Originally published on Nov. 6, 2017
For Angela Byars-Winston, becoming the first Black tenure-track, full-professor in the UW-Madison Department of Medicine in September was just another stepping stone in her career.
As a member of the National Academy of Sciences Higher Education and Workforce Development Board, a 2011 selectee for the Obama administration’s Winning the Future initiative as Champion of Change, and a recipient of a $1.4 million grant from the National Institute of Health to research the impact of diversity awareness on mentor-mentee relationships in STEM, Byars-Winston has no shortage of accomplishments.
As a trained social scientist, with a PhD in Counseling Psychology from Arizona State University, she has been dominating a life science world.
“For me being a PhD in a MD world is no small thing,” she told Madison365.
Her personal accomplishments have been the personification of her larger work which focuses on understanding how the racial, ethnic and gender identities of historically underrepresented people in STEMM (science, technology, engineering, math and medicine) impact their academic and career decision making and how they choose to balance those identities with their science identities.
“From a psychological perspective I’m really interested in how people navigate the space,” she said. “Do they choose to foreground their identity or background their identity? I’ve always wanted to understand the truth of people’s experiences and need and I’ve always been interested in the fact that I could systematically study how people make choices, especially around racial and ethnic identity issues. I’m just fascinated by the sociopolitical context and the social identities that intersect and shapeshift where Brown and Black women and men show up in STEMM.
“Many national surveys show high school students of color have more of an interest in science than their white counterparts and yet once we look at degree attainment we don’t see that same parity,” she said.
She works on both a faculty training level and a policy development level to research and remedy that.

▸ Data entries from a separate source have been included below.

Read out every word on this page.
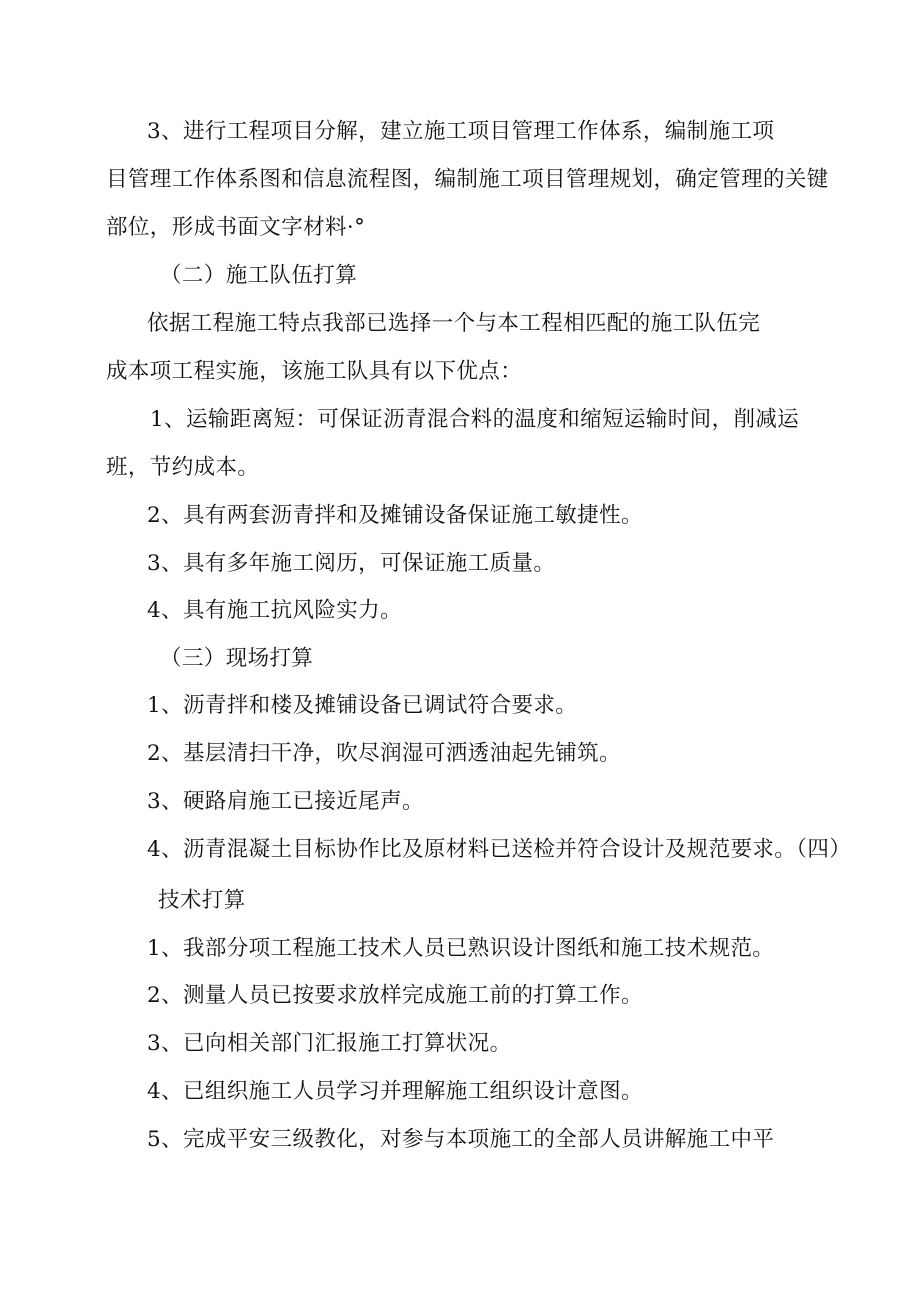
3、进行工程项目分解，建立施工项目管理工作体系，编制施工项
目管理工作体系图和信息流程图，编制施工项目管理规划，确定管理的关键
部位，形成书面文字材料·°
（二）施工队伍打算
依据工程施工特点我部已选择一个与本工程相匹配的施工队伍完
成本项工程实施，该施工队具有以下优点：
1、运输距离短：可保证沥青混合料的温度和缩短运输时间，削减运
班，节约成本。
2、具有两套沥青拌和及摊铺设备保证施工敏捷性。
3、具有多年施工阅历，可保证施工质量。
4、具有施工抗风险实力。
（三）现场打算
1、沥青拌和楼及摊铺设备已调试符合要求。
2、基层清扫干净，吹尽润湿可洒透油起先铺筑。
3、硬路肩施工已接近尾声。
4、沥青混凝土目标协作比及原材料已送检并符合设计及规范要求。（四）
技术打算
1、我部分项工程施工技术人员已熟识设计图纸和施工技术规范。
2、测量人员已按要求放样完成施工前的打算工作。
3、已向相关部门汇报施工打算状况。
4、已组织施工人员学习并理解施工组织设计意图。
5、完成平安三级教化，对参与本项施工的全部人员讲解施工中平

“It’s a very interesting negotiation to address diversity in the STEMM space because those professions, in general, purport to be objective, evidence-based, ahistorical, acultural, acontextual disciplinary efforts and so to bring in diversity matters into STEMM is to bring attention to those things that are seen as devalued, dismissive and distracting to the actual doing of science,” she said.
Byars-Winston works with numerous national and international universities to help better integrate underrepresented people into the field, while also creating structural change to better accommodate those identities into the space.
“It doesn’t make sense to keep increasing the number of brown bodies in science if they’re just going to become another casualty of someone’s poor mentoring,” she said. “A mentoring relationship is the primary mechanism for growing the next generation of scientists.”
She is part of a national team developing a national research mentoring network (NRMN) that “emphasizes the benefits of diversity, inclusivity and culture within mentoring relationships,” according to its website. The team is funded by a $19 million dollar grant from the National Institute of Health.
Despite her numerous platforms, Byars-Winston still finds herself being accused of having a “race-baiting” agenda or being mistaken for wait staff at conferences.
“I tell people I have skin in the game when I do these trainings, this is not an exercise of ethereal abstract interests,” she said. With two daughters, one interested in being a physical life scientist, the impact of work quite literally hits home.
“Someday my daughter might be in one of these classes and I don’t want them to snuff the light out in her eyes,” she said. “I don’t want her beautiful dark ebony skin and curly hair to be considered distracting, but I also don’t want it to be ignored because it’s part of her experience.”
Nevertheless Byars-Winston persists in her quest to diversify STEMM fields on both a local university and a national level and her recent historic feat provides her with one more accomplishment to propel her work forward.
“I have an amazing, blessed moment historically to take advantage of the attention and how to use it for the greater good is what I’m thinking about now,” she said. “My biggest piece now is using my national and international platforms to create evidenced based reports and research that can generate policy changes.”